Again the room refocused itself. The officer was looking at Danielle and there was a glint in his eye. "Is it?" he asked blandly.

Now Danielle stood. Aggie sat down. She stared at him for a moment. "Bill Calder is an old friend of mine," she said presently. "I asked him to take me up on Garnet Knob to see the sunset." She glanced at Martha, Bill's pretty wife, and her eyes were veiled. "We'd done it often--when we were younger." Then she looked at Dr. Plum.

"Aggie heard me make the date. He wasn't phoning when Jack saw him--he was listening in on me. He followed Bill and me up the Knob. He listened to what we said. Aggie doesn't approve of me, Wes. And he's the Peeping Tom type. I suppose he gets a kick out of poking into other people's affairs." Again her eyes touched Martha. "Anyway, I saw his tracks in the old road when I came down with Bill, and I left Bill and took· a short cut we kids used to know--and there was Aggie--and there, as he told me, was Jim Calder."

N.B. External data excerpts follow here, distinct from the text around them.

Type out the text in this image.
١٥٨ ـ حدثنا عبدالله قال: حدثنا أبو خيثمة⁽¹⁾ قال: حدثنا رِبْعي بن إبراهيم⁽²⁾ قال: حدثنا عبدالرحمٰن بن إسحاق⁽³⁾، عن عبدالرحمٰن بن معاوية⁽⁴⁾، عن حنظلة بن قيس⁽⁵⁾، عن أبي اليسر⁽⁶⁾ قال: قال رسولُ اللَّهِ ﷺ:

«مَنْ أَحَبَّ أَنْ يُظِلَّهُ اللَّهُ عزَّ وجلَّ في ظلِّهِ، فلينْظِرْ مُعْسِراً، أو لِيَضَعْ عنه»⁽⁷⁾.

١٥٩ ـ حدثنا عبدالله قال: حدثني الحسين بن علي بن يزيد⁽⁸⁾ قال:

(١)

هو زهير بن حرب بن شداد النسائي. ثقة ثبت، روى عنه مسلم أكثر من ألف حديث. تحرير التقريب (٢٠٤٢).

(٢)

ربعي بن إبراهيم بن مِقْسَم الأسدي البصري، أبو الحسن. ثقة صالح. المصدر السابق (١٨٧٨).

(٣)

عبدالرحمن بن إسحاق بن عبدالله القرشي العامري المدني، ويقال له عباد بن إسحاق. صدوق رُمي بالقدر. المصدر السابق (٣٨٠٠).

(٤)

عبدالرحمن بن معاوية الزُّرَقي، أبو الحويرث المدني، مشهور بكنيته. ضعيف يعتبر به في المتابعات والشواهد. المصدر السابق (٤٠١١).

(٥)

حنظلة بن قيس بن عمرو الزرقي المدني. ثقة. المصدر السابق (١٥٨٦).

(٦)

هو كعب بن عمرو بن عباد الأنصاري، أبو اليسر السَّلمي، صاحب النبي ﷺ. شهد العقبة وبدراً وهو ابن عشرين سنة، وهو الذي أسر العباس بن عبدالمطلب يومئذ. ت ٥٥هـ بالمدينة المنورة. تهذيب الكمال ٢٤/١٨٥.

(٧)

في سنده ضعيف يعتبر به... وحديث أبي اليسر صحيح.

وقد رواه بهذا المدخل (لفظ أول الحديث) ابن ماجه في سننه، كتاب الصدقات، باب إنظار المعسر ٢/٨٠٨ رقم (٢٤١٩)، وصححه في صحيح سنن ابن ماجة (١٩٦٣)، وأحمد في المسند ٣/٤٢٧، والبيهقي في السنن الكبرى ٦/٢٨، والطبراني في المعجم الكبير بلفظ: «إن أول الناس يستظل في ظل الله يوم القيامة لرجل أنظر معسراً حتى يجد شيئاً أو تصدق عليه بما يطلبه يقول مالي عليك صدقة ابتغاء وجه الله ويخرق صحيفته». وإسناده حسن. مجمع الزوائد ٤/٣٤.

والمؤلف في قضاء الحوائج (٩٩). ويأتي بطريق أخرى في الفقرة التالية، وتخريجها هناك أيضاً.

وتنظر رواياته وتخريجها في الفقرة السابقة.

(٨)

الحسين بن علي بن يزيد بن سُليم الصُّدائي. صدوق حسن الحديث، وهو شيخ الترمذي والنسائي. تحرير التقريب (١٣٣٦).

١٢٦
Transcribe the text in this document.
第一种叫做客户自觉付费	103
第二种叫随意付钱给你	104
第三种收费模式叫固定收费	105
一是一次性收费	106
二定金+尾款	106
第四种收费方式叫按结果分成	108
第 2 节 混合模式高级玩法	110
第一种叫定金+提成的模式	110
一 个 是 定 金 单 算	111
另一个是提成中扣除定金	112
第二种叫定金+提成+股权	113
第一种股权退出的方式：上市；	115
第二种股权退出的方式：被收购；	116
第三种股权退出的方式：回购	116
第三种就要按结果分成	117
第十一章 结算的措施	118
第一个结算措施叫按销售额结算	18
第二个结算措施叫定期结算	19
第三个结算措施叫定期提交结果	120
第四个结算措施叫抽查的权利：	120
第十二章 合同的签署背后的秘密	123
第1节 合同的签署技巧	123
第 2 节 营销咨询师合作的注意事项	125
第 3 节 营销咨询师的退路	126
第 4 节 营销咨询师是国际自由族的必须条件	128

A considerable buzz followed that. A buzz that forced the officer to say, "Quiet, everybody." Then he turned to the miserable anthropologist.
"Were
you tagging Danielle?"

"Yes."

"Why?"

"Because--" Aggie halted. He was surely not going to inject Sarah into this. And yet--how else could he explain? He finally blurted, "Curiosity. Just pure curiosity."

People laughed. People looked angry. Beth had sucked in her lips with an expression of fascinated amusement in which was mingled a profound disdain. He did not try to look at Danielle. He knew that his original hope of achieving a pleasantly inconspicuous niche for himself at Indian Stones was ruined. He was angry, suddenly. Angry at the people for misunderstanding him--and angry at the cop for exposing him to such humiliation. His anger lighted his eyes and at the same time darkened the color under their shine. His chin shook and that made his Vandyke quiver. He took hold of the chair in front of him.